Now Stefan changes his mind about leaving town and boards the carriage that will take him to the duel. His opponent? Lisa’s husband Johann, said to be an excellent shot.

Ophuls and Planer worked together on 1933’s Leibelei, which has a similar setting and time frame. Working with art director Golitzen, they produced a stunning recreation of Vienna at the turn of the twentieth century. Many of the touches associated with Ophuls are here: having parts of the set in the foreground and shooting the actors behind it, lingering shots of staircases, and close attention to period details.

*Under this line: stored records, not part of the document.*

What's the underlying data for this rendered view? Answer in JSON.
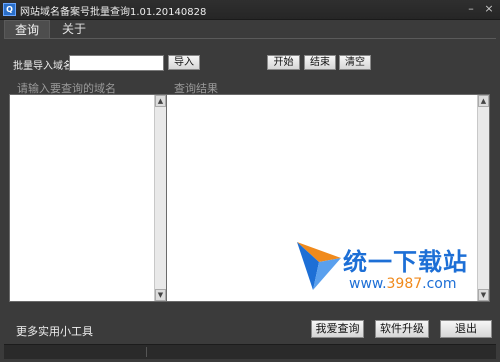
{
  "window": {
    "title": "网站域名备案号批量查询1.01.20140828",
    "icon": "app-icon",
    "icon_glyph": "Q",
    "minimize_glyph": "–",
    "close_glyph": "×"
  },
  "tabs": [
    {
      "label": "查询",
      "active": true
    },
    {
      "label": "关于",
      "active": false
    }
  ],
  "controls": {
    "import_label": "批量导入域名",
    "import_value": "",
    "import_button": "导入",
    "start_button": "开始",
    "stop_button": "结束",
    "clear_button": "清空"
  },
  "panels": {
    "input_header": "请输入要查询的域名",
    "result_header": "查询结果",
    "scroll_up_glyph": "▲",
    "scroll_down_glyph": "▼"
  },
  "watermark": {
    "logo_text": "统一下载站",
    "url_prefix": "www.",
    "url_number": "3987",
    "url_suffix": ".com"
  },
  "footer": {
    "more_tools": "更多实用小工具",
    "love_button": "我爱查询",
    "upgrade_button": "软件升级",
    "exit_button": "退出"
  },
  "colors": {
    "window_bg": "#3b3b3b",
    "watermark_blue": "#1d6fd6",
    "watermark_orange": "#f08a1c"
  }
}
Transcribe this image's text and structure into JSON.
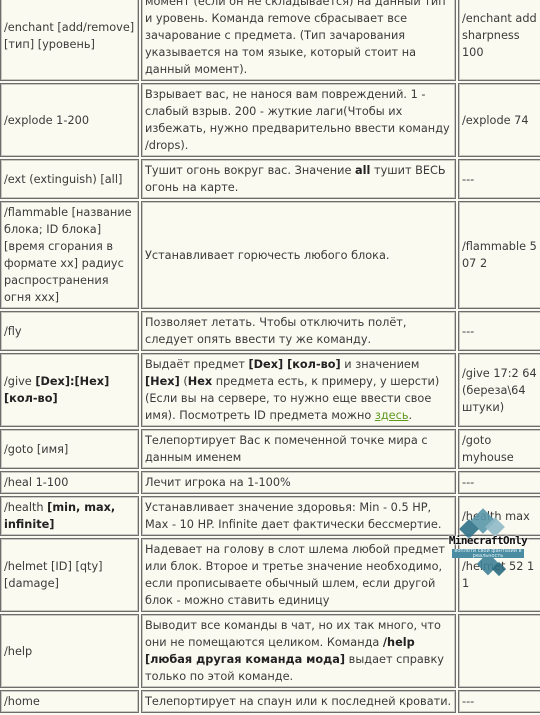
{
  "rows": [
    {
      "command": "/enchant [add/remove] [тип] [уровень]",
      "description": "момент (если он не складывается) на данный тип и уровень. Команда remove сбрасывает все зачарование с предмета. (Тип зачарования указывается на том языке, который стоит на данный момент).",
      "example": "/enchant add sharpness 100"
    },
    {
      "command": "/explode 1-200",
      "description": "Взрывает вас, не нанося вам повреждений. 1 - слабый взрыв. 200 - жуткие лаги(Чтобы их избежать, нужно предварительно ввести команду /drops).",
      "example": "/explode 74"
    },
    {
      "command": "/ext (extinguish) [all]",
      "description_pre": "Тушит огонь вокруг вас. Значение ",
      "description_bold": "all",
      "description_post": " тушит ВЕСЬ огонь на карте.",
      "example": "---"
    },
    {
      "command": "/flammable [название блока; ID блока] [время сгорания в формате xx] радиус распространения огня xxx]",
      "description": "Устанавливает горючесть любого блока.",
      "example": "/flammable 5 07 2"
    },
    {
      "command": "/fly",
      "description": "Позволяет летать. Чтобы отключить полёт, следует опять ввести ту же команду.",
      "example": "---"
    },
    {
      "command_pre": "/give ",
      "command_bold": "[Dex]:[Hex] [кол-во]",
      "description_1": "Выдаёт предмет ",
      "description_2": "[Dex] [кол-во]",
      "description_3": " и значением ",
      "description_4": "[Hex]",
      "description_5": " (",
      "description_6": "Hex",
      "description_7": " предмета есть, к примеру, у шерсти)(Если вы на сервере, то нужно еще ввести свое имя). Посмотреть ID предмета можно ",
      "description_link": "здесь",
      "description_8": ".",
      "example": "/give 17:2 64 (береза\\64 штуки)"
    },
    {
      "command": "/goto [имя]",
      "description": "Телепортирует Вас к помеченной точке мира с данным именем",
      "example": "/goto myhouse"
    },
    {
      "command": "/heal 1-100",
      "description": "Лечит игрока на 1-100%",
      "example": "---"
    },
    {
      "command_pre": "/health ",
      "command_bold": "[min, max, infinite]",
      "description": "Устанавливает значение здоровья: Min - 0.5 HP, Max - 10 HP. Infinite дает фактически бессмертие.",
      "example": "/health max"
    },
    {
      "command": "/helmet [ID] [qty] [damage]",
      "description": "Надевает на голову в слот шлема любой предмет или блок. Второе и третье значение необходимо, если прописываете обычный шлем, если другой блок - можно ставить единицу",
      "example": "/helmet 52 1 1"
    },
    {
      "command": "/help",
      "description_pre": "Выводит все команды в чат, но их так много, что они не помещаются целиком. Команда ",
      "description_bold": "/help [любая другая команда мода]",
      "description_post": " выдает справку только по этой команде.",
      "example": ""
    },
    {
      "command": "/home",
      "description": "Телепортирует на спаун или к последней кровати.",
      "example": "---"
    }
  ],
  "watermark": {
    "title": "MinecraftOnly",
    "subtitle": "воплоти свои фантазии в реальность"
  },
  "colors": {
    "background": "#fbfaf1",
    "border": "#6d6d6d",
    "link": "#5f9a20",
    "text": "#3a3a3a"
  }
}
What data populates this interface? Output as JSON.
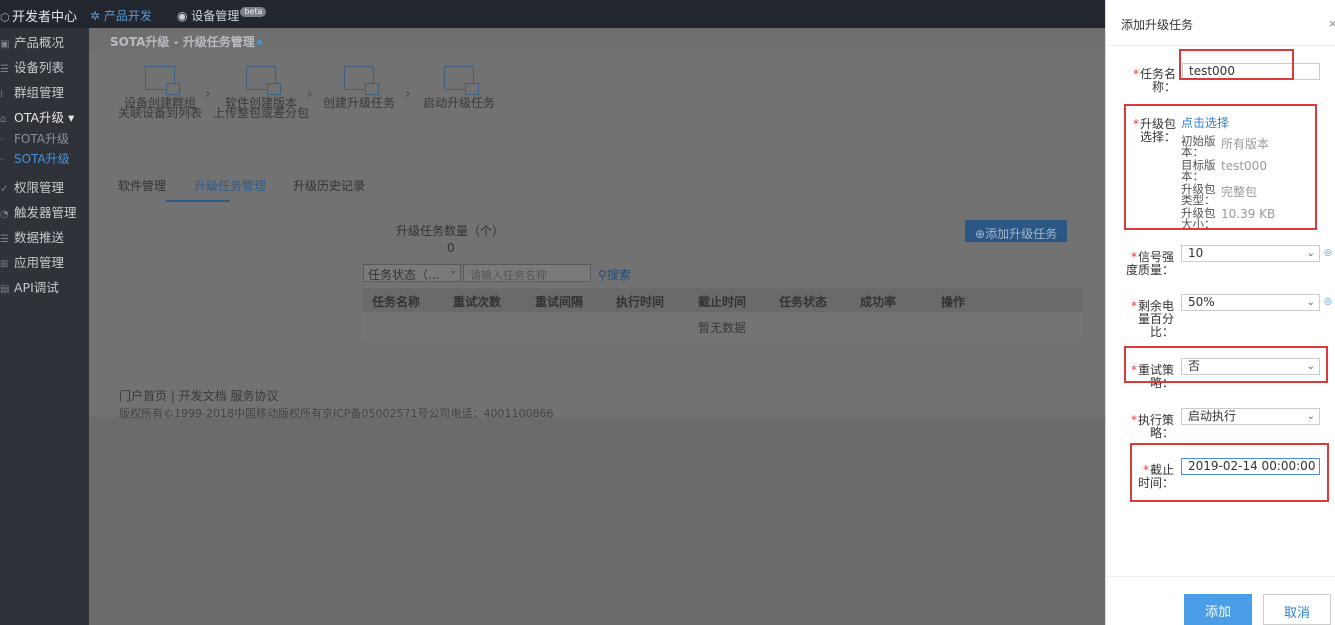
{
  "topbar": {
    "brand": "开发者中心",
    "nav_product": "产品开发",
    "nav_device": "设备管理",
    "beta": "beta"
  },
  "sidebar": {
    "items": [
      {
        "label": "产品概况",
        "icon": "product-icon"
      },
      {
        "label": "设备列表",
        "icon": "list-icon"
      },
      {
        "label": "群组管理",
        "icon": "group-icon"
      },
      {
        "label": "OTA升级",
        "icon": "ota-icon"
      },
      {
        "label": "FOTA升级",
        "icon": "dot"
      },
      {
        "label": "SOTA升级",
        "icon": "dot"
      },
      {
        "label": "权限管理",
        "icon": "permission-icon"
      },
      {
        "label": "触发器管理",
        "icon": "trigger-icon"
      },
      {
        "label": "数据推送",
        "icon": "push-icon"
      },
      {
        "label": "应用管理",
        "icon": "app-icon"
      },
      {
        "label": "API调试",
        "icon": "api-icon"
      }
    ]
  },
  "breadcrumb": "SOTA升级 - 升级任务管理",
  "steps": [
    {
      "line1": "设备创建群组",
      "line2": "关联设备到列表"
    },
    {
      "line1": "软件创建版本",
      "line2": "上传整包或差分包"
    },
    {
      "line1": "创建升级任务",
      "line2": ""
    },
    {
      "line1": "启动升级任务",
      "line2": ""
    }
  ],
  "tabs": [
    "软件管理",
    "升级任务管理",
    "升级历史记录"
  ],
  "task_count_label": "升级任务数量（个）",
  "task_count": "0",
  "add_task_button": "添加升级任务",
  "filter_status": "任务状态（...",
  "search_placeholder": "请输入任务名称",
  "search_button": "搜索",
  "table": {
    "headers": [
      "任务名称",
      "重试次数",
      "重试间隔",
      "执行时间",
      "截止时间",
      "任务状态",
      "成功率",
      "操作"
    ],
    "empty": "暂无数据"
  },
  "footer": {
    "links": "门户首页 | 开发文档   服务协议",
    "copyright": "版权所有©1999-2018中国移动版权所有京ICP备05002571号公司电话：4001100866"
  },
  "drawer": {
    "title": "添加升级任务",
    "fields": {
      "task_name": {
        "label": "任务名称：",
        "value": "test000"
      },
      "package": {
        "label": "升级包选择：",
        "link": "点击选择",
        "init_version_k": "初始版本：",
        "init_version_v": "所有版本",
        "target_version_k": "目标版本：",
        "target_version_v": "test000",
        "type_k": "升级包类型：",
        "type_v": "完整包",
        "size_k": "升级包大小：",
        "size_v": "10.39 KB"
      },
      "signal": {
        "label": "信号强度质量：",
        "value": "10"
      },
      "battery": {
        "label": "剩余电量百分比：",
        "value": "50%"
      },
      "retry": {
        "label": "重试策略：",
        "value": "否"
      },
      "execute": {
        "label": "执行策略：",
        "value": "启动执行"
      },
      "deadline": {
        "label": "截止时间：",
        "value": "2019-02-14 00:00:00"
      }
    },
    "add_button": "添加",
    "cancel_button": "取消"
  },
  "colors": {
    "accent": "#4a9ee8",
    "highlight": "#d93a3a",
    "required": "#e03a3a"
  }
}
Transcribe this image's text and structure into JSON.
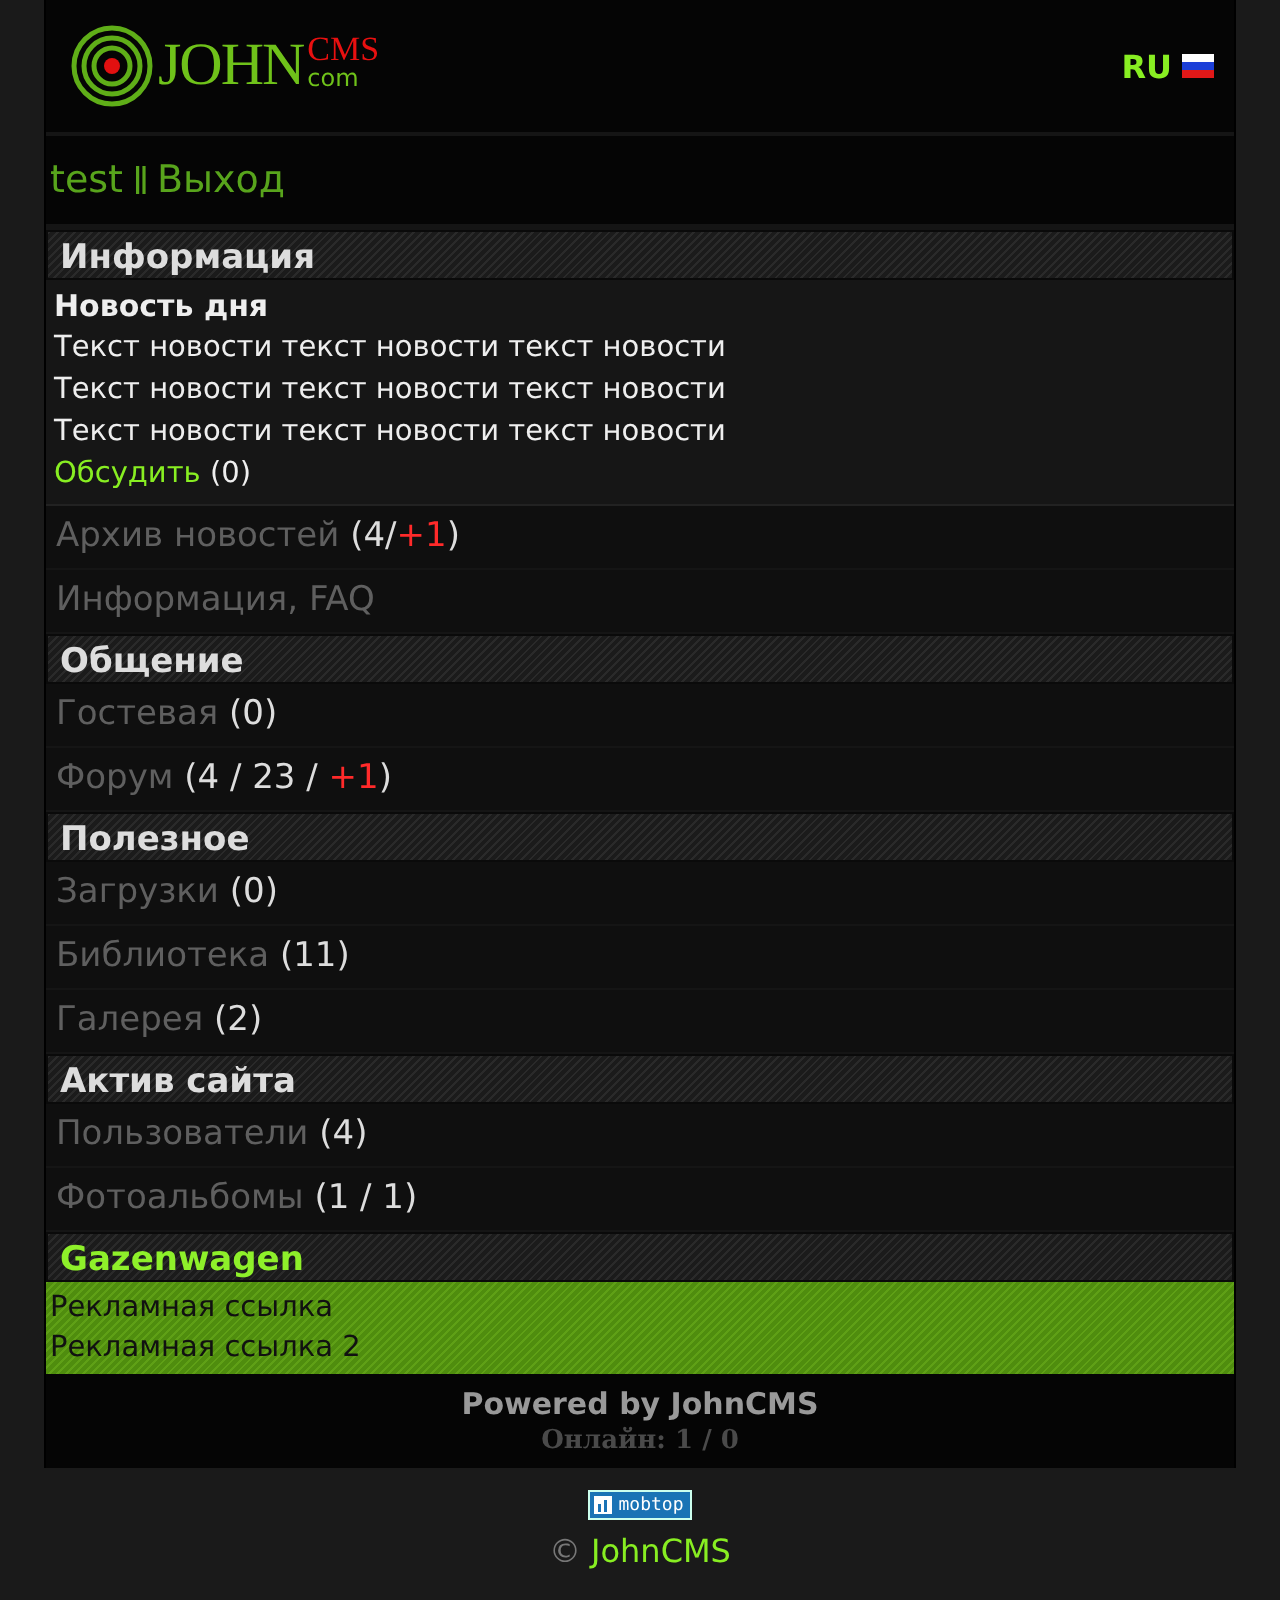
{
  "header": {
    "logo": {
      "name": "JOHN",
      "mark": "CMS",
      "domain": "com"
    },
    "language": "RU"
  },
  "user_bar": {
    "user": "test",
    "logout": "Выход"
  },
  "sections": [
    {
      "title": "Информация",
      "kind": "normal",
      "items": [
        {
          "kind": "news",
          "title": "Новость дня",
          "lines": [
            "Текст новости текст новости текст новости",
            "Текст новости текст новости текст новости",
            "Текст новости текст новости текст новости"
          ],
          "link": "Обсудить",
          "count": "(0)"
        },
        {
          "kind": "link",
          "label": "Архив новостей",
          "counter": [
            {
              "text": "(4/",
              "new": false
            },
            {
              "text": "+1",
              "new": true
            },
            {
              "text": ")",
              "new": false
            }
          ]
        },
        {
          "kind": "link",
          "label": "Информация, FAQ"
        }
      ]
    },
    {
      "title": "Общение",
      "kind": "normal",
      "items": [
        {
          "kind": "link",
          "label": "Гостевая",
          "counter": [
            {
              "text": "(0)",
              "new": false
            }
          ]
        },
        {
          "kind": "link",
          "label": "Форум",
          "counter": [
            {
              "text": "(4 / 23 / ",
              "new": false
            },
            {
              "text": "+1",
              "new": true
            },
            {
              "text": ")",
              "new": false
            }
          ]
        }
      ]
    },
    {
      "title": "Полезное",
      "kind": "normal",
      "items": [
        {
          "kind": "link",
          "label": "Загрузки",
          "counter": [
            {
              "text": "(0)",
              "new": false
            }
          ]
        },
        {
          "kind": "link",
          "label": "Библиотека",
          "counter": [
            {
              "text": "(11)",
              "new": false
            }
          ]
        },
        {
          "kind": "link",
          "label": "Галерея",
          "counter": [
            {
              "text": "(2)",
              "new": false
            }
          ]
        }
      ]
    },
    {
      "title": "Актив сайта",
      "kind": "normal",
      "items": [
        {
          "kind": "link",
          "label": "Пользователи",
          "counter": [
            {
              "text": "(4)",
              "new": false
            }
          ]
        },
        {
          "kind": "link",
          "label": "Фотоальбомы",
          "counter": [
            {
              "text": "(1 / 1)",
              "new": false
            }
          ]
        }
      ]
    },
    {
      "title": "Gazenwagen",
      "kind": "ads",
      "items": [
        {
          "kind": "ads",
          "lines": [
            "Рекламная ссылка",
            "Рекламная ссылка 2"
          ]
        }
      ]
    }
  ],
  "footer": {
    "powered": "Powered by JohnCMS",
    "online": "Онлайн: 1 / 0"
  },
  "counter_badge": "mobtop",
  "copyright": {
    "sign": "©",
    "link": "JohnCMS"
  }
}
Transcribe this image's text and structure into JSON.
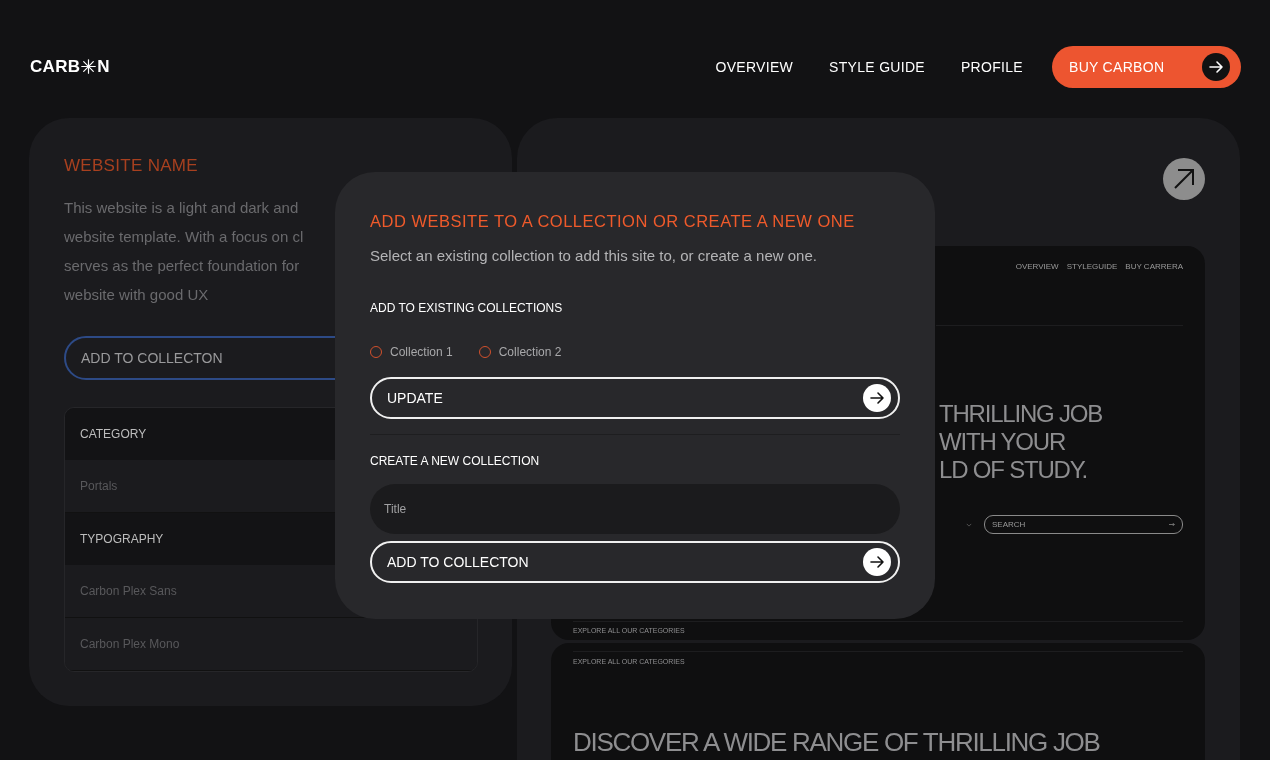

Daniele Amitheatrof does outstanding work on the film’s score. It includes compositions from Liszt, Johann Strauss, and Johann Strauss Senior. The music is especially important in the early scenes, since that is what sustains Lisa’s feelings for Stefan. She rarely sees him, but frequently hears him playing.

Howard Koch worked on a number of projects before this, ranging from Orson Welles’ War Of The Worlds broadcast to Casablanca. He came to this project through producer John Houseman. Ophuls is said to have made numerous contributions to the script, including the fake train and all-girl band that are part of the night when young Stefan is conceived.

Joan Fontaine gives a strong performance here, in a role that is not terribly dissimilar to the ones she played in films like Rebecca and Suspicion. Although thirty years old at the time of filming, Fontaine makes a very credible teenager. The bigger problems come later, when Lisa appears far too well adjusted to entertain her infatuation for Stefan.